According to McDonough, the transition in Egypt is the most important in the region, and “the United States has supported this transition because it is consistent with our values and our interests.”

When asked whether the Muslim Brotherhood’s rise could work against that and even represent a dictatorial form of government, the adviser acknowledged the complications the Islamic group could present to American policy.

“Our eyes are wide open about all the challenges in Egypt and the challenges with many of the parties,” he said.

At the same time, McDonough assessed that actual governance “requires greater transparency, undercutting the ability of any individual or particular party to be dictatorial.”

He added, “There will be tremendous pressure on whoever the next government is to live up to the standards of the international community.”

He was also asked about the relationship between his boss, US President Barack Obama, and Prime Minister Binyamin Netanyahu.

He described the fraught, tense relationship reflected in the media as a “fundamentally distorted” image akin to the one created by “fun-house mirrors.”

Instead, he said the two men have a good “working relationship” and can jump right into business because Obama has met with Netanyahu so many times – more than any other leader.

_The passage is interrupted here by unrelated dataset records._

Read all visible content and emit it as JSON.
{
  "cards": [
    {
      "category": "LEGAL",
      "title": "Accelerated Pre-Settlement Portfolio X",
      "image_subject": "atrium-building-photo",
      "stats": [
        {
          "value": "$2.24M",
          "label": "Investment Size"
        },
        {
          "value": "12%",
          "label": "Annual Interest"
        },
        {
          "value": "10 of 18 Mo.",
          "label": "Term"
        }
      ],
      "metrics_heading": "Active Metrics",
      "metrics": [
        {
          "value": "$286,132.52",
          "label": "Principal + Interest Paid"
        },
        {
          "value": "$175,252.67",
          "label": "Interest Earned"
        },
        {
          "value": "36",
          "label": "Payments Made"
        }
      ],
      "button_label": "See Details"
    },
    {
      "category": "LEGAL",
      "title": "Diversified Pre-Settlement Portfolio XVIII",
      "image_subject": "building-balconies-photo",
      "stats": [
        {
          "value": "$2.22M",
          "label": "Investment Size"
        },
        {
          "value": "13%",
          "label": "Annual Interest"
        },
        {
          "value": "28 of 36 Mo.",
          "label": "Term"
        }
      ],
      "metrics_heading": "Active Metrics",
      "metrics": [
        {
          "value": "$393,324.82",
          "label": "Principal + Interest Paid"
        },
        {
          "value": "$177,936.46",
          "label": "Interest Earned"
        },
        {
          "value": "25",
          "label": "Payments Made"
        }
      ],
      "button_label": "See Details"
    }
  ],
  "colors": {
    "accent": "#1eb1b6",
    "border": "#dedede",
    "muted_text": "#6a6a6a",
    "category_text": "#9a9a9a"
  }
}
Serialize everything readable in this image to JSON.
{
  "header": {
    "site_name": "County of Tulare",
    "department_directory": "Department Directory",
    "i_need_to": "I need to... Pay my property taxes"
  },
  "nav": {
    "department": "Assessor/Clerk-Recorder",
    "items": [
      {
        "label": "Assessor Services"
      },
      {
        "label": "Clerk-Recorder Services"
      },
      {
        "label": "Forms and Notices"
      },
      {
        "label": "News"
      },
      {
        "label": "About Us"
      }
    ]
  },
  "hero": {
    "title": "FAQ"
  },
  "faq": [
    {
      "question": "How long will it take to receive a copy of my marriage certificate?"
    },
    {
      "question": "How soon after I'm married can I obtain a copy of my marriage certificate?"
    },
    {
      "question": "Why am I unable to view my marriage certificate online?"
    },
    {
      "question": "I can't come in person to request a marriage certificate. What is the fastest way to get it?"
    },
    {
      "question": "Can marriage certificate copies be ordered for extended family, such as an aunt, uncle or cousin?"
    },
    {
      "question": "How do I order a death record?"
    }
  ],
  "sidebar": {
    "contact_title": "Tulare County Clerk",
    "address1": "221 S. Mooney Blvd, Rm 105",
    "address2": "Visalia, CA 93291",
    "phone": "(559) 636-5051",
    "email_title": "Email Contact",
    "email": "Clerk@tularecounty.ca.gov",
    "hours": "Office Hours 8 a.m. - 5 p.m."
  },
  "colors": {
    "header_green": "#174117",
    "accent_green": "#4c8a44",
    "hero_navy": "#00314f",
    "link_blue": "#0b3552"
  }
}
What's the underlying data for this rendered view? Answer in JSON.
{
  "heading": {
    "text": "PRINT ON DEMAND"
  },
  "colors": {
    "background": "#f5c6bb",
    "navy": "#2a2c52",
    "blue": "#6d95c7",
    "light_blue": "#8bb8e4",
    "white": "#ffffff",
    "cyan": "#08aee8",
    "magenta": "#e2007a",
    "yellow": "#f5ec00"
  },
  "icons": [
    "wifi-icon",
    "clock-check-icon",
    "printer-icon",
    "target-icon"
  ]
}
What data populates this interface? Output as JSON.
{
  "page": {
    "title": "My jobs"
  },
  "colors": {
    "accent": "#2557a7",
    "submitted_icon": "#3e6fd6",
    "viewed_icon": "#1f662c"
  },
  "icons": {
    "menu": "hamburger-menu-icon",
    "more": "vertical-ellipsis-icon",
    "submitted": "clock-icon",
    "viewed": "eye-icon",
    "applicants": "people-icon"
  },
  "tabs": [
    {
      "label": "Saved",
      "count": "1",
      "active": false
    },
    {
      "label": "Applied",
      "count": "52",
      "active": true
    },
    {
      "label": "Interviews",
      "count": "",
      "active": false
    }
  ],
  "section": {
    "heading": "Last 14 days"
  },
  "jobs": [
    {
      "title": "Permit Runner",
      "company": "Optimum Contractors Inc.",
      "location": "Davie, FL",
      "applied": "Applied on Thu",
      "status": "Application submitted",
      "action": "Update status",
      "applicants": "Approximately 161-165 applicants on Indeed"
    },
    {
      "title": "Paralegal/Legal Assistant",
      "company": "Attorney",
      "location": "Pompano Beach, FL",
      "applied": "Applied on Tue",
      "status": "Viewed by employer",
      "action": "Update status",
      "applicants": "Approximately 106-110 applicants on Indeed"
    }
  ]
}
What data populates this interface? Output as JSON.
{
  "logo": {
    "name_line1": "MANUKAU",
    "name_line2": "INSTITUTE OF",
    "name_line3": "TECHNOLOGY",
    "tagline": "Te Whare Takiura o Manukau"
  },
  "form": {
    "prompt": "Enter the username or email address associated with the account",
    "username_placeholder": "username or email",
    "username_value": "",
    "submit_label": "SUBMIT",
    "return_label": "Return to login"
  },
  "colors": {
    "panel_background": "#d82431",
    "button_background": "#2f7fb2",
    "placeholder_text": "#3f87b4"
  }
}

He also pointed to close coordination on Iran.

“We are in very close consultation with our Israeli friends,” he said, adding that the two parties share an “almost identical” timeline.

At the panel preceding McDonough’s address, former IDF intelligence chief Amos Yadlin was questioned about critiques that other intelligence officials who have recently left the government have made of Netanyahu’s Iran policy and why he himself has stayed silent.

Yadlin said there was a distinction between those who are elected by the people and those who were appointed.

The latter, he said, should wait at least a year before speaking out.

Even then, when they do speak, he said, “they should be very careful.”